At this week’s meeting of the Federal Open Market Committee (FOMC), monetary policymakers revised up their projections of inflation. The move was to be expected. Prices have grown much faster than the Fed had projected back in December. Ahead of the meeting, bond markets were pricing in around 3.3 percent inflation on average over the next five years.

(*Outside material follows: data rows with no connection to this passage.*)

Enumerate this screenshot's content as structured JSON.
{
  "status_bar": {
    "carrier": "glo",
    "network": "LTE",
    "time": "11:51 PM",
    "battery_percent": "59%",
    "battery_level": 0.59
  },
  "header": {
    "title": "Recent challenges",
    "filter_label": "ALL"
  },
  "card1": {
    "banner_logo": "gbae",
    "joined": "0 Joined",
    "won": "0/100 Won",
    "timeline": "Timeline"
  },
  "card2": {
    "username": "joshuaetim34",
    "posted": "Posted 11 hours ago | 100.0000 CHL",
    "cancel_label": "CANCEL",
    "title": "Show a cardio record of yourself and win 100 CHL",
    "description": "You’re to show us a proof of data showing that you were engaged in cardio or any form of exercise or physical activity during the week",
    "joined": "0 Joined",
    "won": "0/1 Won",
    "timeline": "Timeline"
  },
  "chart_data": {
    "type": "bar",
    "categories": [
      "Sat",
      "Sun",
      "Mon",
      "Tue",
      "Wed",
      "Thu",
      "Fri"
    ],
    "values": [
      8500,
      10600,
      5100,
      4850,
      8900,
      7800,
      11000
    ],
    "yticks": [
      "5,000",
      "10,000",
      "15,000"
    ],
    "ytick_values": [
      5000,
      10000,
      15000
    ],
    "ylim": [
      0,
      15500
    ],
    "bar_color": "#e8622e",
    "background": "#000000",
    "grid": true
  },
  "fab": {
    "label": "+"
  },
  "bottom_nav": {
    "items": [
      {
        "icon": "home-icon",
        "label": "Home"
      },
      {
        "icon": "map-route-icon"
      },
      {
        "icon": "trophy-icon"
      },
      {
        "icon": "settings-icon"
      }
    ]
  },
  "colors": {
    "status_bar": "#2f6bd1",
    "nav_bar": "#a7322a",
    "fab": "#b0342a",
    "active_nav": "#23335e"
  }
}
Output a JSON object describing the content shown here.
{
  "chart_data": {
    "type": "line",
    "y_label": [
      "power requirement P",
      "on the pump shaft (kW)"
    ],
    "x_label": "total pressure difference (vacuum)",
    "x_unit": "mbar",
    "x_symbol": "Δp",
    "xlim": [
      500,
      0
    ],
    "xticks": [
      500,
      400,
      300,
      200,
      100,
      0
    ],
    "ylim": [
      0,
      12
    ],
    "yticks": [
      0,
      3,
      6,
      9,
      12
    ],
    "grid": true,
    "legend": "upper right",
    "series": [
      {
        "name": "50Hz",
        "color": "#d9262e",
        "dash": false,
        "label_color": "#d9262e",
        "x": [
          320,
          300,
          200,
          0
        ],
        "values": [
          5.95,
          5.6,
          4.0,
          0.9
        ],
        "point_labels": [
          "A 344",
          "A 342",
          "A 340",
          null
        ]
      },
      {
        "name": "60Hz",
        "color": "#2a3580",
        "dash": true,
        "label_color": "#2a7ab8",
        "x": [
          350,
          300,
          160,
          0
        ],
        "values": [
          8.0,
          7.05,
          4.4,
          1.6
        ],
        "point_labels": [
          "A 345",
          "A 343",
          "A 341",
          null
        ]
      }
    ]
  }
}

FOMC member projections provide useful information for those interested in forecasting prices over the near term. The FOMC sets the course of monetary policy. And monetary policy is arguably the most important factor for forecasting prices. If the FOMC takes an accommodative stance, prices will continue to rise rapidly. If, instead, the FOMC tightens sharply, inflation will decline.
FOMC Projections
It is difficult to know how the FOMC will conduct monetary policy over the next few years, but FOMC member projections provide some indication. Members are asked to project inflation under the assumption that the Fed conducts monetary policy appropriately, as he or she sees it. Hence, the projections indicate how inflation will evolve if FOMC members do what they say they should do.
The median, central tendency, and range of FOMC member projections are presented in The Summary of Economic Projections and reproduced in Table 1 below. The central tendency of PCEPI projections is constructed by removing the three lowest and highest projections submitted for each period.
Median PCEPI Inflation Projection
Projection Date | 2021 | 2022 | 2023 | 2024 | Longer run |
December 2021 | 5.5 | 2.6 | 2.3 | 2.1 | 2.0 |
March 2022 | 4.3 | 2.7 | 2.3 | 2.0 |
Central Tendency of PCEPI Inflation Projections
Projection Date | 2021 | 2022 | 2023 | 2024 | Longer run |
December 2021 | 5.3–5.4 | 2.2–3.0 | 2.1–2.5 | 2.0–2.2 | 2.0 |
March 2022 | 4.1–4.7 | 2.3–3.0 | 2.1–2.4 | 2.0 |
Range of PCEPI Inflation Projections
Projection Date | 2021 | 2022 | 2023 | 2024 | Longer run |
December 2021 | 5.3–5.5 | 2.0–3.2 | 2.0–2.5 | 2.0–2.2 | 2.0 |
March 2022 | 3.7–5.5 | 2.2–3.5 | 2.0–3.0 | 2.0 |
The median FOMC member currently projects 4.3 percent inflation for 2022, up from 2.6 percent in December. Projections for the following two years have also increased. The median FOMC member now thinks inflation should be 2.7 percent in 2023, up from 2.3 percent in December, and 2.3 percent in 2024, up from 2.1 percent. The lower and upper bounds of the projections also tend to be higher, though at least one member still believes inflation should be back down to 2 percent by 2024. On the other hand, the highest projection for 2024 increased from 2.2 to 3.0 percent.
Forecasting Prices
Higher projected inflation rates over the next three years suggest prices will be much higher than implied by Fed officials back in December. We forecast prices from FOMC member projections under the assumptions that (1) FOMC members set monetary policy consistent with their projections, (2) inflation is constant from month to month across each year, and (3) there are no unforeseen shocks to the economy over the forecast period. Forecasts from projections made in December 2021 and March 2022 are presented alongside the actual time series from January 2020 to January 2022 in Figure 1.
Our forecast of the price level based on median FOMC member projections indicates that prices will be roughly 11.8 percent higher in January 2023 than they were in January 2020, just prior to the pandemic. That amounts to a continuously compounding annual rate of inflation of 3.7 percent since January 2020. In December, the median FOMC member projected prices would be just 9.4 percent higher in January 2023–-or, that prices will have grown at a continuously compounding annual rate of 3.0 percent since January 2020.
The median FOMC member now projects inflation will be 14.8 percent higher in January 2024 than it had been in January 2020—up from 11.9 percent projected in December. By January 2025, prices are projected to be 17.4 percent higher instead of 14.3 percent higher, as previously projected. Based on current projections, one can expect inflation to average 3.2 percent from January 2020 to January 2025—50 basis points more than FOMC members projected in December and 120 basis points above the Fed’s average inflation target of 2 percent.
Last summer, one might have thought there was a chance that the Fed would adhere to its Statement on Longer-Run Goals and Monetary Policy Strategy and deliver 2 percent inflation on average. We don’t see how anyone could possibly believe that today. FOMC members are very clearly projecting that they will take no action to offset the high inflation observed over the last year; that inflation will likely remain above target through 2024; and that the price level will remain above its pre-pandemic trajectory forever.
Fed Chair Jerome Powell’s November statement killed the idea that inflation would be transitory. The most recent projections from the FOMC show how deeply that idea has been buried.